Writ seeks prescription mandate on antibiotics
A Supreme Court lawyer filed a writ petition at the High Court today seeking to mandate a doctor’s prescription for purchase of antibiotics from pharmacies.
Barrister Sayedul Haque Suman submitted the petition as a public interest litigation, also calling for a rule to explain why sale of antibiotics without prescription should not be declared illegal.
Health secretary, public administration secretary, director general of department of health services and deputy commissioners of all 64 districts have been made respondents.
Barrister Suman told The Daily Star the High Court may hear his petition tomorrow.

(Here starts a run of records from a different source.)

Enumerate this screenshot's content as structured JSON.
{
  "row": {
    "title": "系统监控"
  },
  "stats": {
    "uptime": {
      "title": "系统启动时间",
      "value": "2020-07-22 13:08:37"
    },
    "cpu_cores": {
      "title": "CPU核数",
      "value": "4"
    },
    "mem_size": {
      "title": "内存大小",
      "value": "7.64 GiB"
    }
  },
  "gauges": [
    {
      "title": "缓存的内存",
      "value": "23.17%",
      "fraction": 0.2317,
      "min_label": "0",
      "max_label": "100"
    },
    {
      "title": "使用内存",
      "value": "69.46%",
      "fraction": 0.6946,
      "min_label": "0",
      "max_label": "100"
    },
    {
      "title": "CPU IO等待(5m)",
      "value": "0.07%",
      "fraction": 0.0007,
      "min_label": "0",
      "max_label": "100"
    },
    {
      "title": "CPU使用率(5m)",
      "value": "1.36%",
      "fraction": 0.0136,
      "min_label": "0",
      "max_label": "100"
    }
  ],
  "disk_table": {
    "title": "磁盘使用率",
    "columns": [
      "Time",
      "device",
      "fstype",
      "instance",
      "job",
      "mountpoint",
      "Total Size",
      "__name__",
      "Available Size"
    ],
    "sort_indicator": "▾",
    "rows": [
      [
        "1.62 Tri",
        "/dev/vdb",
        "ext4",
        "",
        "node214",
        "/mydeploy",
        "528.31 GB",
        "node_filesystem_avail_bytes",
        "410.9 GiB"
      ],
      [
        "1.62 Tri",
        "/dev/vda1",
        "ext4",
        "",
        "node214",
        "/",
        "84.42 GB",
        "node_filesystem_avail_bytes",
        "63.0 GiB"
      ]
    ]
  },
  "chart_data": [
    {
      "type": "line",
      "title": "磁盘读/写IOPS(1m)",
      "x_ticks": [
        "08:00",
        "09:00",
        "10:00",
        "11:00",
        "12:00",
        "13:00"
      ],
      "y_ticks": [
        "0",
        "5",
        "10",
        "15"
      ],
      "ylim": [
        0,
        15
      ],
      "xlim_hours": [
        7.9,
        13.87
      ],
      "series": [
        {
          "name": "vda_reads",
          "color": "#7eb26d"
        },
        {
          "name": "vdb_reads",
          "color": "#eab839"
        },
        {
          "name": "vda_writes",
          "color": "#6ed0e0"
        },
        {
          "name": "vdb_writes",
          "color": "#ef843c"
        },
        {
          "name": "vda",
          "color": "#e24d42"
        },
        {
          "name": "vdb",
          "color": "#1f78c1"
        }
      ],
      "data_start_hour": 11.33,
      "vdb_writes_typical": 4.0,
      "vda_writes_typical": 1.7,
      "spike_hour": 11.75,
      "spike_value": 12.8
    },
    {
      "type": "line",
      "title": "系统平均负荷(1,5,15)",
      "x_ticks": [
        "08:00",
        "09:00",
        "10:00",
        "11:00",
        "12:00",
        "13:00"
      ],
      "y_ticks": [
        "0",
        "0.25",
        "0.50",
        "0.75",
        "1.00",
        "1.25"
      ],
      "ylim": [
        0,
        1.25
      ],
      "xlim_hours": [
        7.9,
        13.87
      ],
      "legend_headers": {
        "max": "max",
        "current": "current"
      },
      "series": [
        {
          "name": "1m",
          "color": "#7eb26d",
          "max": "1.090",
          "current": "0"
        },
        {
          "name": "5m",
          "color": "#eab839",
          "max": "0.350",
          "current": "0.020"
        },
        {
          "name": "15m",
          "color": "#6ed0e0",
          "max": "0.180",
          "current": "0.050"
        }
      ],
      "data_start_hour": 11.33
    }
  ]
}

He cited a senior doctor of Bangabandhu Sheikh Mujib Medical University to state in the petition that antimicrobial resistance superbug could be responsible for up to 80 per cent deaths in the country’s biggest intensive care units.
Professor Sayedur Rahman, chairman of the Department of Pharmacology, at the BSMMU, told The Telegraph that out of approximately 900 patients admitted to the unit in 2018, 400 died.
And out of those deaths, around 80 percent were attributed to a bacterial of fungal infection that was resistant to antibiotics, said doctor Sayedur Rahman.
Barrister Suman annexed the Telegraph report with the writ petition seeking necessary orders.